While this message is largely correct, there are some limitations:

The assumption that all non-kernel time is "wasted" is slightly oversimplified. Some of the 1.8s overhead includes essential work: uploading data to the GPU is necessary, not wasteful. The question is whether it can be overlapped with compute on another worker.

The assumption that the two metrics are perfectly comparable ignores potential differences in what they measure. gpu_total_ms might not include all kernel launches (e.g., if there are additional CUDA operations outside the measured three phases). However, the magnitude of the gap (1.8s vs 1.9s kernel time) makes this a minor concern.

The assumption that the overhead is purely CPU-side is mostly correct, but some of the overhead (like cudaDeviceSynchronize) involves waiting for the GPU to finish previous work. This is a hybrid CPU/GPU overhead.

Implications and What Followed

This message directly leads to the design and implementation of Phase 10: the two-lock architecture. The reasoning is straightforward: if the GPU worker spends ~1.8s on setup overhead and ~1.9s on actual compute, then with two workers per GPU, one worker can be setting up while the other computes, theoretically hiding the overhead entirely.

The Phase 10 design document (c2-optimization-proposal-10.md) proposes splitting the single mutex into mem_mtx (for VRAM allocation and upload) and compute_mtx (for kernel execution), with three GPU workers per device. The expected improvement is a reduction in per-partition wall time from ~3.7s to ~1.8-2.0s, a 30-38% throughput gain.

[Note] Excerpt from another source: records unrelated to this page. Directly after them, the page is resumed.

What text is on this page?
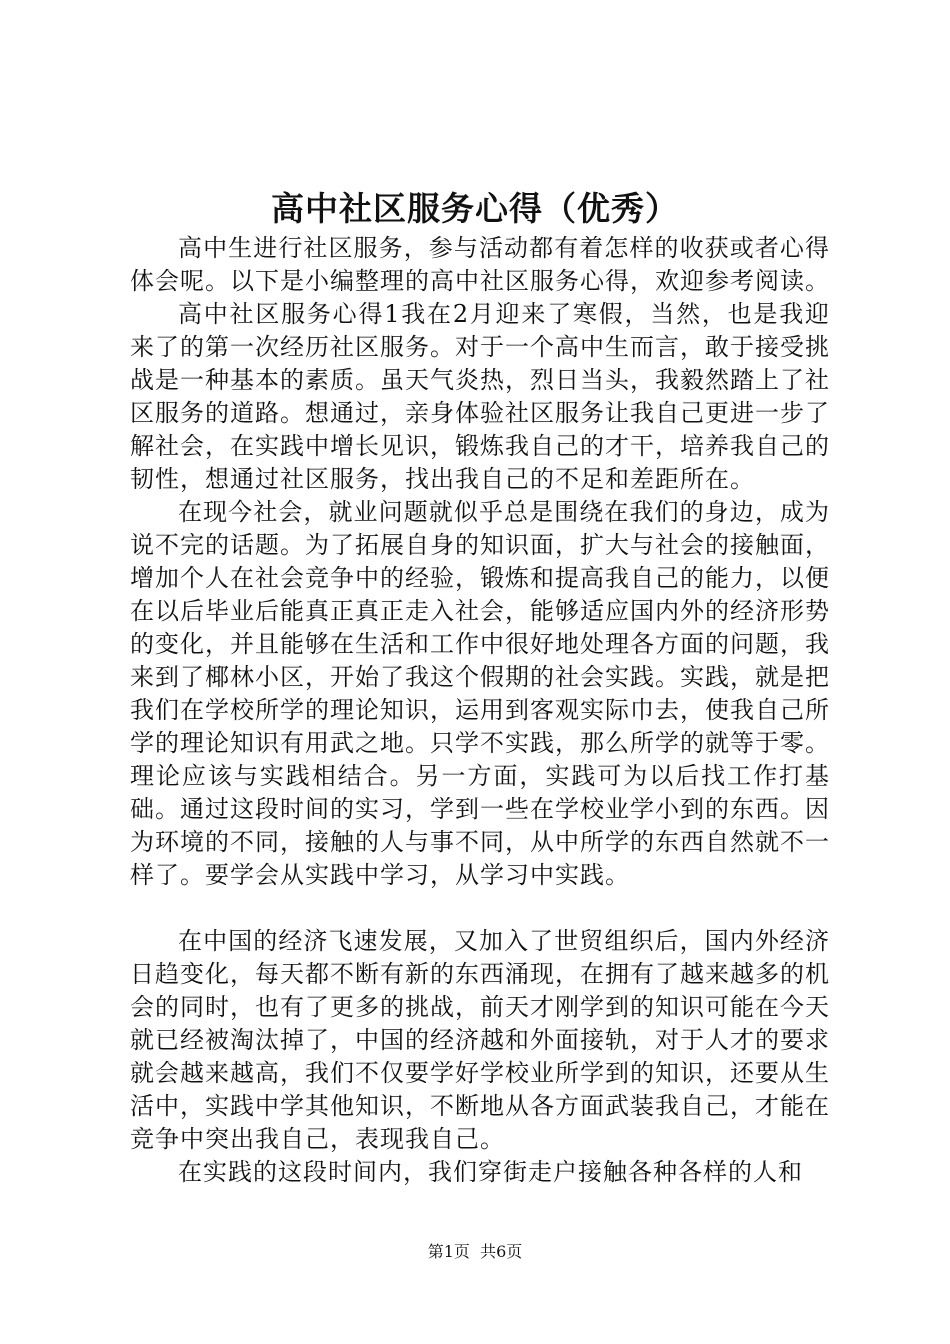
高中社区服务心得（优秀）

高中生进行社区服务，参与活动都有着怎样的收获或者心得体会呢。以下是小编整理的高中社区服务心得，欢迎参考阅读。

高中社区服务心得1我在2月迎来了寒假，当然，也是我迎来了的第一次经历社区服务。对于一个高中生而言，敢于接受挑战是一种基本的素质。虽天气炎热，烈日当头，我毅然踏上了社区服务的道路。想通过，亲身体验社区服务让我自己更进一步了解社会，在实践中增长见识，锻炼我自己的才干，培养我自己的韧性，想通过社区服务，找出我自己的不足和差距所在。

在现今社会，就业问题就似乎总是围绕在我们的身边，成为说不完的话题。为了拓展自身的知识面，扩大与社会的接触面，增加个人在社会竞争中的经验，锻炼和提高我自己的能力，以便在以后毕业后能真正真正走入社会，能够适应国内外的经济形势的变化，并且能够在生活和工作中很好地处理各方面的问题，我来到了椰林小区，开始了我这个假期的社会实践。实践，就是把我们在学校所学的理论知识，运用到客观实际巾去，使我自己所学的理论知识有用武之地。只学不实践，那么所学的就等于零。理论应该与实践相结合。另一方面，实践可为以后找工作打基础。通过这段时间的实习，学到一些在学校业学小到的东西。因为环境的不同，接触的人与事不同，从中所学的东西自然就不一样了。要学会从实践中学习，从学习中实践。

在中国的经济飞速发展，又加入了世贸组织后，国内外经济日趋变化，每天都不断有新的东西涌现，在拥有了越来越多的机会的同时，也有了更多的挑战，前天才刚学到的知识可能在今天就已经被淘汰掉了，中国的经济越和外面接轨，对于人才的要求就会越来越高，我们不仅要学好学校业所学到的知识，还要从生活中，实践中学其他知识，不断地从各方面武装我自己，才能在竞争中突出我自己，表现我自己。

在实践的这段时间内，我们穿街走户接触各种各样的人和

第1页  共6页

However, as the subsequent chunk reveals, the implementation runs into a fundamental CUDA constraint: device-global synchronization operations (cudaDeviceSynchronize, cudaMemPoolTrimTo) cannot be isolated per-worker. When one worker calls these inside mem_mtx, it blocks while another worker holds compute_mtx, effectively serializing the two locks. This leads to OOM failures and performance regressions, ultimately requiring a redesign.

Conclusion

Message 2506 is a masterclass in diagnostic reasoning. It demonstrates how a simple comparison of two existing metrics, prompted by a user's empirical observation, can fundamentally reframe an optimization problem. The discovery that ~1.8 seconds per partition—nearly half the GPU worker's time—is spent on non-compute overhead shifts the optimization target from GPU kernel throughput to CPU-side memory management. While the subsequent implementation of Phase 10 encounters hardware constraints that complicate the solution, the diagnostic insight remains valid and valuable. The message also illustrates the power of human-machine collaboration in performance debugging: the user's visual observation of GPU activity, combined with the assistant's ability to precisely quantify the gap, produces a breakthrough that neither could achieve alone.